The following was written before I started intentionally sharing… becoming the beginning of the end <3


Can you tell I’ve struggled to share my courageousness? It’s all good. I am grateful for my beginning baby steps having shared with a few close friends. I am super grateful for the kind and encouraging words shared with me in return. 

Yet still, not doing the share.

I had shared via this blog before but it was years ago and it was to make known two very specific experiences. In those cases, I felt I was to do that, and I did. So there. Done. 

The more recent ask of Jesus to me has not held much clarity but it is specific, “Finish what you started.” I maybe know what He means, in that; my journey to and with Him hasn’t been typical and there are countless stories to share and Glory to be given! That though is a big part of why I am still swirling around. So many stories and layer that with my insecurity to be misunderstood and well, you get many days passing and… more days passing! I could choose to live in a loophole here because I did finish what I started. Haha! I’m so glad I can hear Him chuckle with me, because I do know, He doesn’t mean for me to say I finished. 

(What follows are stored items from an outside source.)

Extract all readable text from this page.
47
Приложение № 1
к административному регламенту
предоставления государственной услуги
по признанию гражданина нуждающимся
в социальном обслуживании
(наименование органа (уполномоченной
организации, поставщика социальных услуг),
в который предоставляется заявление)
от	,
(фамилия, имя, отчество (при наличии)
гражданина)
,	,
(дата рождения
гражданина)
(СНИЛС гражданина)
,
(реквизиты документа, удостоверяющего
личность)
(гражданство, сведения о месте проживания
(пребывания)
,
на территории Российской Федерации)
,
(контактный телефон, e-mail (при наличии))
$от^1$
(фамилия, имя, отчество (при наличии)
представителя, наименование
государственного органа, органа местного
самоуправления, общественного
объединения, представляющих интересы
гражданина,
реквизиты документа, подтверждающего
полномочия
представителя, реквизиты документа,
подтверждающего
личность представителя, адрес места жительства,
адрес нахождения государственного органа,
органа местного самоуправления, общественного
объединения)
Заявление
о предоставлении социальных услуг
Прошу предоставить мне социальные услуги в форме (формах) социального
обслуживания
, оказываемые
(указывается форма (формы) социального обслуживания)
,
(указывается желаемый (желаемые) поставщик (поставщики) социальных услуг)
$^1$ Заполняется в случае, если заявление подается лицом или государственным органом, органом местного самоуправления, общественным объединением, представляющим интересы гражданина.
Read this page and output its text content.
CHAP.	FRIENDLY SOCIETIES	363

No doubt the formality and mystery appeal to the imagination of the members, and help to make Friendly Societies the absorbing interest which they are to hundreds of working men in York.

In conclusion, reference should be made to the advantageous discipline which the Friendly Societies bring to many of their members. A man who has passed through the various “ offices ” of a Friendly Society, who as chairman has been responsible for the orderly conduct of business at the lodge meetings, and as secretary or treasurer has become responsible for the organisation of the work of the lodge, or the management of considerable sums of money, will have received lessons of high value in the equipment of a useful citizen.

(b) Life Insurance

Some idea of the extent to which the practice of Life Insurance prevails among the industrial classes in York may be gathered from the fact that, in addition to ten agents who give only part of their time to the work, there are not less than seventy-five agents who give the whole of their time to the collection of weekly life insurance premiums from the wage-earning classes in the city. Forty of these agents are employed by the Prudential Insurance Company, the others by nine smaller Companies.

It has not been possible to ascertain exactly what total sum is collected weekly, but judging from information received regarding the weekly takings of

I often joke with Him, reminding Him “You made me this way!?! You knew the resistance I would bring into wishing I understood why!” But even as I type that sentence, I’m laugh-crying (is there a word for that, let’s go with craughing!) because He has moved me welllllll beyond the world of “Why!” Tomorrow I’ll share a poem I wrote which often helps me remember, been there, done that…it’s all good, just keep living Karah.

May you too be encouraged! He did make you that way. 

In my case I do not want my that to delay my at. I am here now, for now. This is my at and that can be clear, if I let it. This just means I get to continue on in the land of freedom, having placed all (really ALL) my everything (really my EVERYTHING) in the hands of Jesus. Who cares if you are using a site which really isn’t blog friendly, who cares if the pictures are old. Who cares…! The sweetest part in my procrastination is I know He cares and with this truth, I am letting go, here you go Jesus, and thanks for the ride!!!